Our View: Holiday Hills Police Department should follow transparency laws

The Holiday Hills Police Department is ‘stonewalling’ public, refuses to release police report as required by law

A Harvard woman was found dead Tuesday, March 2, 2021 in this U-Haul Storage unit at Illinois 251 and McCurry Road near Roscoe. Authorities have identified the woman as Michelle Arnold-Boesigner, 33, of Harvard. The cause of the woman's death is pending further studies. Randy Stukenberg for Shaw Media.

At least two months after 33-year-old Michelle Arnold-Boesiger of Harvard went missing police found her body in a U-Haul storage unit in a small town north of Rockford.

The Holiday Hills Police Department did not issue a missing persons alert after the report was filed there on Jan. 3. Neither did the McHenry County Sheriff’s Office after the case was handed over to them on Jan. 26.

We’ve asked why, but both agencies have declined to comment on the case, pointing to the fact that it’s an active investigation.

We also requested through the Freedom of Information Act the original Holiday Hills police report.

Holiday Hills Police Chief Darec Kleczka denied our request, first telling our reporter that he would need to check with the McHenry County Sheriff’s Office before releasing anything.

But that’s not how the Freedom of Information Act works.

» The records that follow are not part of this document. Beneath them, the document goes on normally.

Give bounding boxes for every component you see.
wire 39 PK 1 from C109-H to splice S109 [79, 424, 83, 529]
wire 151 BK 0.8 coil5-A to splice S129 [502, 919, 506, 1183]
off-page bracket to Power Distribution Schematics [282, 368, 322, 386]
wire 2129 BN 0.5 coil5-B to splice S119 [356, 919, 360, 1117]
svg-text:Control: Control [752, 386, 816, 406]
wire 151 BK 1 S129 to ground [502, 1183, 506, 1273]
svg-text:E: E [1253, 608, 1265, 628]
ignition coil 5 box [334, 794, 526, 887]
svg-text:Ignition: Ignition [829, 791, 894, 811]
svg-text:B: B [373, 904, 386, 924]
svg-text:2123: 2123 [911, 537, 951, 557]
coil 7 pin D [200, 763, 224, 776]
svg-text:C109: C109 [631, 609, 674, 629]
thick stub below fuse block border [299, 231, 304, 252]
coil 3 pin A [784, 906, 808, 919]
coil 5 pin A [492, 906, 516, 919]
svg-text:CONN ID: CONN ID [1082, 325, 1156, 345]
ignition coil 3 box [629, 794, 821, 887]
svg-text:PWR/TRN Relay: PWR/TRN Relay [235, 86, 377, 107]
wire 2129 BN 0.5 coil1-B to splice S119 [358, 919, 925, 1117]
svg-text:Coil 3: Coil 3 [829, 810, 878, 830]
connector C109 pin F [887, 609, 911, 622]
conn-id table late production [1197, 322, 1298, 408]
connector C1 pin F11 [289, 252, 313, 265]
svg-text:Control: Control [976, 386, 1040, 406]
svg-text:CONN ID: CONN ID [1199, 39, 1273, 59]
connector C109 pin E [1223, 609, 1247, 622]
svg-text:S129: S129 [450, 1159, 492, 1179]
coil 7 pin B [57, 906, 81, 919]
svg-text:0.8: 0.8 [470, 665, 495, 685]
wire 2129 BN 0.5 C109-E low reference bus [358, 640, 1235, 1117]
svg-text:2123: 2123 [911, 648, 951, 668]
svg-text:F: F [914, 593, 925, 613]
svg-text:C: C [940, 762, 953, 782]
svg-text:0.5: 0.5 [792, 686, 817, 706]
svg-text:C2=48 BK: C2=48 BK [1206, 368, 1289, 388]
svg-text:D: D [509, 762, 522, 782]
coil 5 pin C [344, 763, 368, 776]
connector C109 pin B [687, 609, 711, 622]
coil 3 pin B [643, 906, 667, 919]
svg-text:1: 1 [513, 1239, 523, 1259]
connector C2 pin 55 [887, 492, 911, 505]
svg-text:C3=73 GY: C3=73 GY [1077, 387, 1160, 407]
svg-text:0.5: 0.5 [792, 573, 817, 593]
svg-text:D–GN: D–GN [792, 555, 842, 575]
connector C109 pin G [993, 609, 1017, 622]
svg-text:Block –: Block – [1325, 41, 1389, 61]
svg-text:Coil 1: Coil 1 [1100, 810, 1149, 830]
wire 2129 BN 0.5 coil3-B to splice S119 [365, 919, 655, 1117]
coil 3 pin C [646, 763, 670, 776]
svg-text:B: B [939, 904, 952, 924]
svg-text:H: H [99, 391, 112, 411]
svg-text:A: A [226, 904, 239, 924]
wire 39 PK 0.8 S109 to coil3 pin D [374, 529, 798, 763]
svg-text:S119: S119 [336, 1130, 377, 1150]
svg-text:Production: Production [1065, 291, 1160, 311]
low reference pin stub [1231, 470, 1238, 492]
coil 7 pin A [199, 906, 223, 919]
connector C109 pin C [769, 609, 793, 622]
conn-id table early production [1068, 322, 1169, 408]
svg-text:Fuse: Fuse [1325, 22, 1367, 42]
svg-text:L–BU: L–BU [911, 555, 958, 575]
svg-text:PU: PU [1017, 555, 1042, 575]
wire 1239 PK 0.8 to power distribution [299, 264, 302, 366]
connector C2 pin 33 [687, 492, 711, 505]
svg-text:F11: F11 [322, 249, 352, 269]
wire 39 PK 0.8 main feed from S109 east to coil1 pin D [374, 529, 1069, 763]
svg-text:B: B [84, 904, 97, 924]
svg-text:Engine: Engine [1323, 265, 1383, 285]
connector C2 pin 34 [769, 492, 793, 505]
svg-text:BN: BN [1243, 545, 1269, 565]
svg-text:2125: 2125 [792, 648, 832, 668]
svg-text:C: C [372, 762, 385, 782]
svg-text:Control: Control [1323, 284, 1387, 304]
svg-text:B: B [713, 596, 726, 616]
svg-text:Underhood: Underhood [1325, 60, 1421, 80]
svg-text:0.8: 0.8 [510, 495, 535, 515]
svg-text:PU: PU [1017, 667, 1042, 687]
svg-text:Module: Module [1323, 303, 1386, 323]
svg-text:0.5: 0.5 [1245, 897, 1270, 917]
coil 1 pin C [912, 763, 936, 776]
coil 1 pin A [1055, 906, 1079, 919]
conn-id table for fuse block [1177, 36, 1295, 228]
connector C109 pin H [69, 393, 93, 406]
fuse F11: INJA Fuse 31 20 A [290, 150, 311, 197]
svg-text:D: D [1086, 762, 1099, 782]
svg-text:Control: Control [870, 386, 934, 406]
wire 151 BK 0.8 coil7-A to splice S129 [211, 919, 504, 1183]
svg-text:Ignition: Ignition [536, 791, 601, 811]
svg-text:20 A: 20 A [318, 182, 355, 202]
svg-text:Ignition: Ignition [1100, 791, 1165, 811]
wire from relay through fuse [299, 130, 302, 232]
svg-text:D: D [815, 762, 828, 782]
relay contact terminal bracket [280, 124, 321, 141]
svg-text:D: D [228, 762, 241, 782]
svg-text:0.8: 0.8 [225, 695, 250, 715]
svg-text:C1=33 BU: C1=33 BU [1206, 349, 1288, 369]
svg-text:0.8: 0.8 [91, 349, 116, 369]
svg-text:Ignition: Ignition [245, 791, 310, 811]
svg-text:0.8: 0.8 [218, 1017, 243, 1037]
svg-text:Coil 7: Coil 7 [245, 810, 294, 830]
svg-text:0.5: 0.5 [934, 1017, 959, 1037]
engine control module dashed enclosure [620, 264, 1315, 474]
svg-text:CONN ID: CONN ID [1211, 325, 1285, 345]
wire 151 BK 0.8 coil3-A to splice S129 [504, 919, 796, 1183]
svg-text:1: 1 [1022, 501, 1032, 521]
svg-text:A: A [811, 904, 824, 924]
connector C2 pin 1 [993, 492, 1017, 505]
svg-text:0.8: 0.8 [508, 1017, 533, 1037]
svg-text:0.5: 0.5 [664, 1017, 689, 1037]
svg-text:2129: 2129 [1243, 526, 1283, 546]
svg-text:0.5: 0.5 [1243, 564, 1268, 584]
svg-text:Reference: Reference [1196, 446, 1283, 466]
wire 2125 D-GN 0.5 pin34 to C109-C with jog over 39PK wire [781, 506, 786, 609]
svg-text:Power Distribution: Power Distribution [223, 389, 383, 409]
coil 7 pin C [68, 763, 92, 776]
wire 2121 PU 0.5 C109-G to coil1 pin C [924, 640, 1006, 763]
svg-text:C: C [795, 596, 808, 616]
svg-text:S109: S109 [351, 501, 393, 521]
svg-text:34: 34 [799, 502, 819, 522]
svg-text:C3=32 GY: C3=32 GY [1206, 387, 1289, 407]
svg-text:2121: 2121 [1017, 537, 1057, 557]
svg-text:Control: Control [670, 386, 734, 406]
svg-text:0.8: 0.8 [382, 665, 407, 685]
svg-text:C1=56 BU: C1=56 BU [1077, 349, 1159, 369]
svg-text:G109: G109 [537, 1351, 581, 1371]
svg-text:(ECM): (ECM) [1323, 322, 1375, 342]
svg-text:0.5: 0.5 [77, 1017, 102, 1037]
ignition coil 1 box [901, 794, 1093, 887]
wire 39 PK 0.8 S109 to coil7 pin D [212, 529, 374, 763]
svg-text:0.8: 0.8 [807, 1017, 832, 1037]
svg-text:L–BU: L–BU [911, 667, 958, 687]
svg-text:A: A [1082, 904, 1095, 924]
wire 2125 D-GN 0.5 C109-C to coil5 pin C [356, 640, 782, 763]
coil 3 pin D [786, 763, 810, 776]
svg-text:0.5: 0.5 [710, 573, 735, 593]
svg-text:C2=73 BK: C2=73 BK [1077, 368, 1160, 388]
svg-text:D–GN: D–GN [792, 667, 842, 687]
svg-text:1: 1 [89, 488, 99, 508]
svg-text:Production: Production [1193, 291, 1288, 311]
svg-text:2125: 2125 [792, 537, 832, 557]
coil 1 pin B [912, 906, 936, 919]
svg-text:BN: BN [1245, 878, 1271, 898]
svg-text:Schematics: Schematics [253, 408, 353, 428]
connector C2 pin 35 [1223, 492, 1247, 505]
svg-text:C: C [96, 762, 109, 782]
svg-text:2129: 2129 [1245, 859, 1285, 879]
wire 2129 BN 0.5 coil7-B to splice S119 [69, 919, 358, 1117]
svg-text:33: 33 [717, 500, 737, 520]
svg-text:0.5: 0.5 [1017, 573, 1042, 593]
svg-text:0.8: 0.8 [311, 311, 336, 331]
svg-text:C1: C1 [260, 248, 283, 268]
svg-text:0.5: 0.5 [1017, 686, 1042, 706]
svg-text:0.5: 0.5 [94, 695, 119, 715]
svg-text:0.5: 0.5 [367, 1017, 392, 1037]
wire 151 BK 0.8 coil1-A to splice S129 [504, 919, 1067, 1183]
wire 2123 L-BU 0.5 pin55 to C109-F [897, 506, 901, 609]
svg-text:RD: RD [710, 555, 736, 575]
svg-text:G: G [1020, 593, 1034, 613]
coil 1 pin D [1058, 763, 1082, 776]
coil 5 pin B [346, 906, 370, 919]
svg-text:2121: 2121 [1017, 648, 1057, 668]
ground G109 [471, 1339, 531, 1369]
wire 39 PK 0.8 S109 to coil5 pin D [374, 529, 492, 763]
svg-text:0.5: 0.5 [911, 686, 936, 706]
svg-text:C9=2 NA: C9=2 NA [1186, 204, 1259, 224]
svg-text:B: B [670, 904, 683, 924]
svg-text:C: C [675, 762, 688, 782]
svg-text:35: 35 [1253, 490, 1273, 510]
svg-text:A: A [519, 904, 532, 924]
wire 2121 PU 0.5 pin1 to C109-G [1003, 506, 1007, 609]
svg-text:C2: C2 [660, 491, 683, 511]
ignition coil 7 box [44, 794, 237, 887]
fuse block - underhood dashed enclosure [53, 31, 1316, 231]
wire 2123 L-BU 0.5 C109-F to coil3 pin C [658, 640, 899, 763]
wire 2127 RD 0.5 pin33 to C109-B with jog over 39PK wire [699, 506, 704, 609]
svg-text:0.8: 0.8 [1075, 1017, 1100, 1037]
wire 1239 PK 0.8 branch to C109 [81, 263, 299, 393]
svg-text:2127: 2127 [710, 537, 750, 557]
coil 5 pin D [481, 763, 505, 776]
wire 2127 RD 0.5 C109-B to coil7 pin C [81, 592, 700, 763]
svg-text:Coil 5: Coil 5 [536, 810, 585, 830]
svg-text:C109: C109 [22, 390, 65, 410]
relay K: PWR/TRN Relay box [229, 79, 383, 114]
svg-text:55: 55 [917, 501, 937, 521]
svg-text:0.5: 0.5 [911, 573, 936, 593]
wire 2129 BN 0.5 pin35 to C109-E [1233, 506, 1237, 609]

The exemption in the law for ongoing investigations applies only to the agency conducting the investigation. The Holiday Hills Police Department isn’t conducting an investigation and therefore must release the report.

This isn’t a gray area, said Don Craven, general counsel to the Illinois Press Association, the Illinois Broadcasters Association and the Illinois News Broadcasters Association. He also represents the Northwest Herald.

The state legislature in 2010 specifically changed the law in order to limit the use of this exemption and increased the burden of proof for investigatory agencies, requiring them to give a detailed and factual basis on how the release of the documents would impede their investigation, he said.

When informed of the exemption and provided a copy of the guidance for law enforcement compiled by the Illinois Attorney General’s Office, Kleczka wrote in an email: “The McHenry County Sheriff’s Department is in charge of this investigation. I have been informed by them that this is an open investigation and releasing our original report would compromise the investigation.”

We also asked the McHenry County Sheriff’s Office for the records, a request it also denied.

It is concerning, however, that the Holiday Hills police chief – a person charged with enforcing our laws – seems to care so little about what the law says.

He wrote in a follow-up email that the report “may contain names and specific time frames” and “may contain possible suspects that may have committed a crime.”

“These subjects may have not been interviewed yet,” he continued. “Our department is no longer in charge of this investigation. But I have been informed that information that is in our original report contains information that could impede the investigation being done by the McHenry County Sheriff’s department. Once all the subjects listed in our report have been either cleared or if someone is arrested I will confirm with the McHenry County state’s attorney that I can release the report.”

The Freedom of Information Act allows for certain redactions – including witnesses and uncharged suspects – but it also states that presumption should be openness.

Craven said he sees more responses to public records requests like this “than anybody ever should” and said Kleczka is “just stonewalling” the Northwest Herald.

And unfortunately, the police chief wins.

We will challenge this denial with the Illinois Attorney General’s Office – as we’ve successfully done in the past – but our questions and the public’s questions will go unanswered in the meantime.

Access to government records is important because it gives the public the chance to see if the people tasked with the people’s business are doing their jobs appropriately.

Just this week, the Northwest Herald published an article based on emails obtained through the Freedom of Information Act that showed a candidate for Crystal Lake Elementary School District 47 disregarded a contact tracing order, bringing her children to school anyways and telling school staff, despite video evidence, that her children were not on the bus with a child that tested positive for COVID-19.

We’ve also reported on questionable uses of force, showing our readers body camera footage of the incident under investigation. We’ve shown what it was like for a McHenry County nursing home to endure weeks and then months of lockdown following a COVID-19 outbreak. We revealed what McHenry County Department of Health staff found when they visited a Cary restaurant where staff said quarantine protocols weren’t being followed.

All of this was made possible, in large part, because of the Freedom of Information Act and the records, emails and videos the Northwest Herald and the public generally can obtain through it.